Algebra 1

line a: $y = 3x + 3$ line b: $x = -1$ line c: $y - 5 = 1/2* (x-2)$ line d: $y = 3$ line e: $y + 4 = -2*(x+6)$ line f: $9x-3y =5$ Converting all lines (where possible) to slope-intercept form lines a, b, and d are already in slope-intercept form (or are horizontal or vertical lines) C: $y - 5 = 1/2* (x-2)$ $y - 5 = 1/2*x -1$ $y - 5+5 = 1/2*x -1+5$ $y = 1/2*x +4$ E: $y + 4 = -2*(x+6)$ $y + 4 = -2x - 12$ $y + 4 - 4 = -2x - 12 -4$ $y = -2x - 16$ F: $9x - 3y = 5$ $9x - 3y +3y -5= 5+3y -5$ $9x - 5 = 3y$ $3y = 9x-5$ $3y/3 = (9x-5)/3$ $y = 3x - 5/3$ line a: $y = 3x + 3$ line b: $x = -1$ line c: $y = 1/2*x +4$ line d: $y = 3$ line e: $y = -2x - 16$ line f: $y = 3x - 5/3$ Parallel lines have the same slope.
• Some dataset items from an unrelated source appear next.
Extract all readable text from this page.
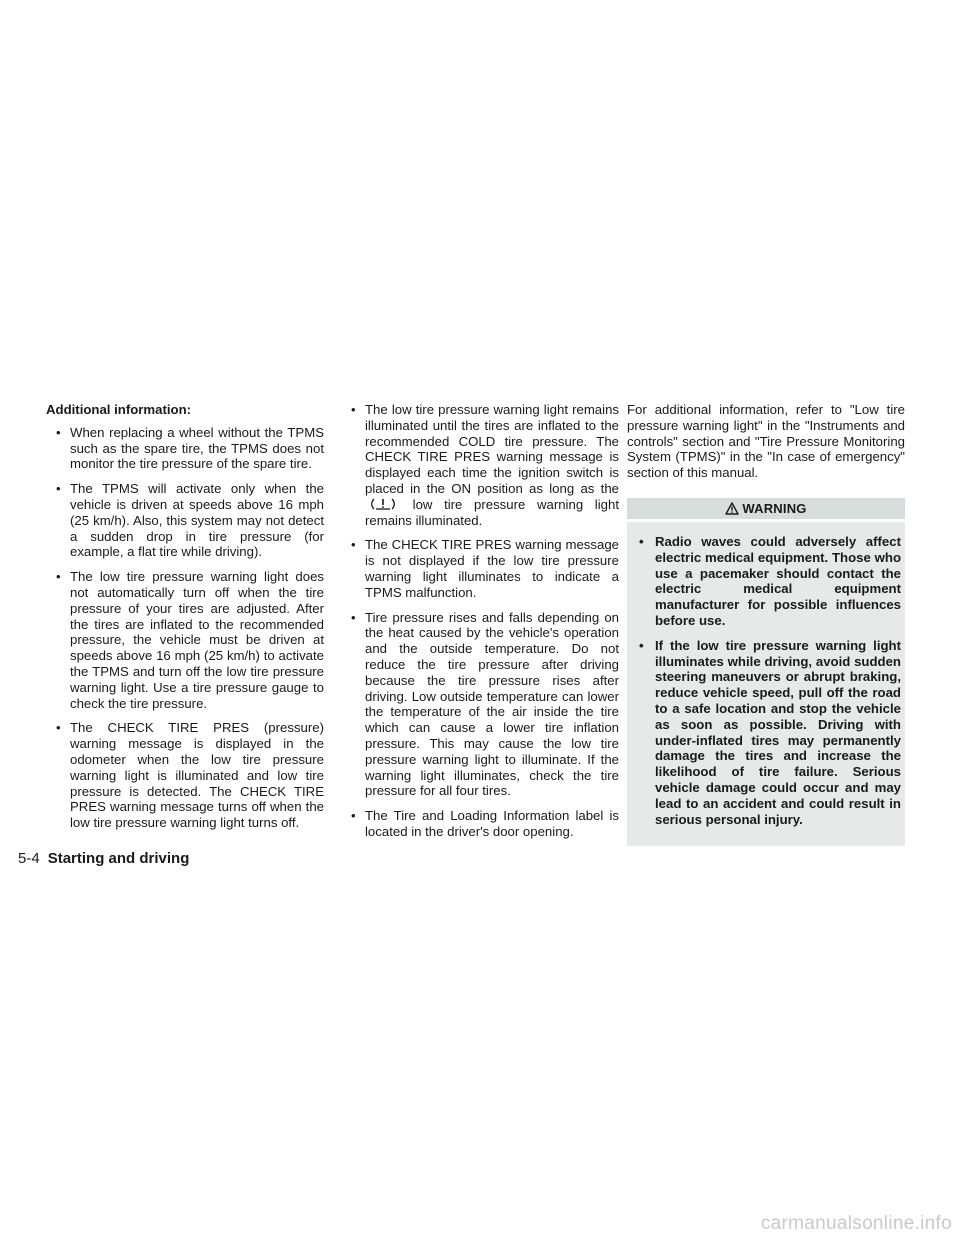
Additional information:

• When replacing a wheel without the TPMS such as the spare tire, the TPMS does not monitor the tire pressure of the spare tire.
• The TPMS will activate only when the vehicle is driven at speeds above 16 mph (25 km/h). Also, this system may not detect a sudden drop in tire pressure (for example, a flat tire while driving).
• The low tire pressure warning light does not automatically turn off when the tire pressure of your tires are adjusted. After the tires are inflated to the recommended pressure, the vehicle must be driven at speeds above 16 mph (25 km/h) to activate the TPMS and turn off the low tire pressure warning light. Use a tire pressure gauge to check the tire pressure.
• The CHECK TIRE PRES (pressure) warning message is displayed in the odometer when the low tire pressure warning light is illuminated and low tire pressure is detected. The CHECK TIRE PRES warning message turns off when the low tire pressure warning light turns off.
• The low tire pressure warning light remains illuminated until the tires are inflated to the recommended COLD tire pressure. The CHECK TIRE PRES warning message is displayed each time the ignition switch is placed in the ON position as long as the  low tire pressure warning light remains illuminated.
• The CHECK TIRE PRES warning message is not displayed if the low tire pressure warning light illuminates to indicate a TPMS malfunction.
• Tire pressure rises and falls depending on the heat caused by the vehicle's operation and the outside temperature. Do not reduce the tire pressure after driving because the tire pressure rises after driving. Low outside temperature can lower the temperature of the air inside the tire which can cause a lower tire inflation pressure. This may cause the low tire pressure warning light to illuminate. If the warning light illuminates, check the tire pressure for all four tires.
• The Tire and Loading Information label is located in the driver's door opening.

For additional information, refer to "Low tire pressure warning light" in the "Instruments and controls" section and "Tire Pressure Monitoring System (TPMS)" in the "In case of emergency" section of this manual.

WARNING
• Radio waves could adversely affect electric medical equipment. Those who use a pacemaker should contact the electric medical equipment manufacturer for possible influences before use.
• If the low tire pressure warning light illuminates while driving, avoid sudden steering maneuvers or abrupt braking, reduce vehicle speed, pull off the road to a safe location and stop the vehicle as soon as possible. Driving with under-inflated tires may permanently damage the tires and increase the likelihood of tire failure. Serious vehicle damage could occur and may lead to an accident and could result in serious personal injury.
5-4 Starting and driving
carmanualsonline.info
Thus lines a and f are parallel ( $m= 3$). Perpendicular lines have a product of their slopes equal to -1. Thus, lines c and e are perpendicular. Also, lines b and d are perpendicular since the angle made by the two lines is a 90 degree angle (definition of perpendicular).